Discriminants play a central role in singularity theory. Usually they have a rich geometry and say a lot about the mappings or other objects from which they are derived. The discriminant D of a massive F-manifold M with a generating function (cf. Definition 3. 18) is an excellent model case of such discriminants, having many typical properties.

Together with the unit field it determines the whole F-manifold in a nice geometric way. This is discussed in section 4.1 (cf. Corollary 4.6). In section 4.3 results from singularity theory are adapted to show that the discriminant and also the bifurcation diagram are free divisors under certain hypotheses.

The classification of germs of 2-dimensional massive F-manifolds is nice and is carried out in section 4.2. Already for 3-dimensional germs it is vast (cf. section 5.5).

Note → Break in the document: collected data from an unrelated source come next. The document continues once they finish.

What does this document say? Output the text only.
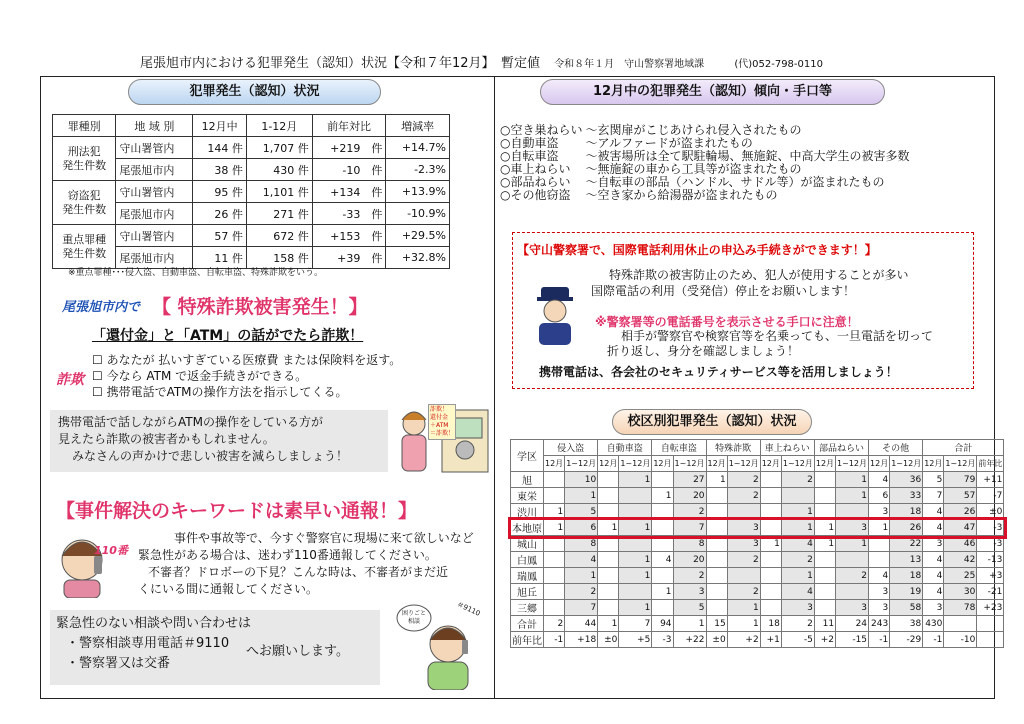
尾張旭市内における犯罪発生（認知）状況【令和７年12月】　暫定値 令和８年１月　守山警察署地域課	(代)052-798-0110
犯罪発生（認知）状況
罪種別	地 域 別	12月中	1-12月	前年対比	増減率
刑法犯
発生件数	守山署管内	144 件	1,707 件	+219　件	+14.7%
	尾張旭市内	38 件	430 件	-10　件	-2.3%
窃盗犯
発生件数	守山署管内	95 件	1,101 件	+134　件	+13.9%
	尾張旭市内	26 件	271 件	-33　件	-10.9%
重点罪種
発生件数	守山署管内	57 件	672 件	+153　件	+29.5%
	尾張旭市内	11 件	158 件	+39　件	+32.8%
※重点罪種･･･侵入盗、自動車盗、自転車盗、特殊詐欺をいう。
尾張旭市内で 【 特殊詐欺被害発生！】
「還付金」と「ATM」の話がでたら詐欺！
詐欺
☐ あなたが 払いすぎている医療費 または保険料を返す。
☐ 今なら ATM で返金手続きができる。
☐ 携帯電話でATMの操作方法を指示してくる。
携帯電話で話しながらATMの操作をしている方が
見えたら詐欺の被害者かもしれません。
みなさんの声かけで悲しい被害を減らしましょう！
詐欺！
還付金
＋ATM
＝詐欺！
【事件解決のキーワードは素早い通報！】
110番
事件や事故等で、今すぐ警察官に現場に来て欲しいなど
緊急性がある場合は、迷わず110番通報してください。
不審者？ドロボーの下見？こんな時は、不審者がまだ近
くにいる間に通報してください。
緊急性のない相談や問い合わせは
・警察相談専用電話＃9110
・警察署又は交番
へお願いします。
困りごと相談
＃9110
12月中の犯罪発生（認知）傾向・手口等
○空き巣ねらい	～玄関扉がこじあけられ侵入されたもの
○自動車盗	～アルファードが盗まれたもの
○自転車盗	～被害場所は全て駅駐輪場、無施錠、中高大学生の被害多数
○車上ねらい	～無施錠の車から工具等が盗まれたもの
○部品ねらい	～自転車の部品（ハンドル、サドル等）が盗まれたもの
○その他窃盗	～空き家から給湯器が盗まれたもの
【守山警察署で、国際電話利用休止の申込み手続きができます！】
特殊詐欺の被害防止のため、犯人が使用することが多い
国際電話の利用（受発信）停止をお願いします！
※警察署等の電話番号を表示させる手口に注意！
相手が警察官や検察官等を名乗っても、一旦電話を切って
折り返し、身分を確認しましょう！
携帯電話は、各会社のセキュリティサービス等を活用しましょう！
校区別犯罪発生（認知）状況
学区	侵入盗		自動車盗		自転車盗		特殊詐欺		車上ねらい		部品ねらい		その他		合計		
	12月	1~12月	12月	1~12月	12月	1~12月	12月	1~12月	12月	1~12月	12月	1~12月	12月	1~12月	12月	1~12月	前年比
旭		10		1		27	1	2		2		1	4	36	5	79	+11
東栄		1			1	20		2				1	6	33	7	57	-7
渋川	1	5				2				1			3	18	4	26	±0
本地原	1	6	1	1		7		3		1	1	3	1	26	4	47	-3
城山		8				8		3	1	4	1	1		22	3	46	-3
白鳳		4		1	4	20		2		2				13	4	42	-13
瑞鳳		1		1		2				1		2	4	18	4	25	+3
旭丘		2			1	3		2		4			3	19	4	30	-21
三郷		7		1		5		1		3		3	3	58	3	78	+23
合計	2	44	1	7	94	1	15	1	18	2	11	24	243	38	430		
前年比	-1	+18	±0	+5	-3	+22	±0	+2	+1	-5	+2	-15	-1	-29	-1	-10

In section 4.4 the Lyashko–Looijenga map is used to prove that the automorphism group of a germ of a massive F-manifold is finite. There also the notions modality and μ-constant stratum from singularity theory are adapted to F-manifolds. In section 4.5 the relation between analytic spectrum and multiplication is generalized. This allows F-manifolds to be found in natural geometric situations (e.g. hypersurface and boundary singularities) and to be written down in an economic way (e.g. in 5.22, 5.27, 5.30, 5.32).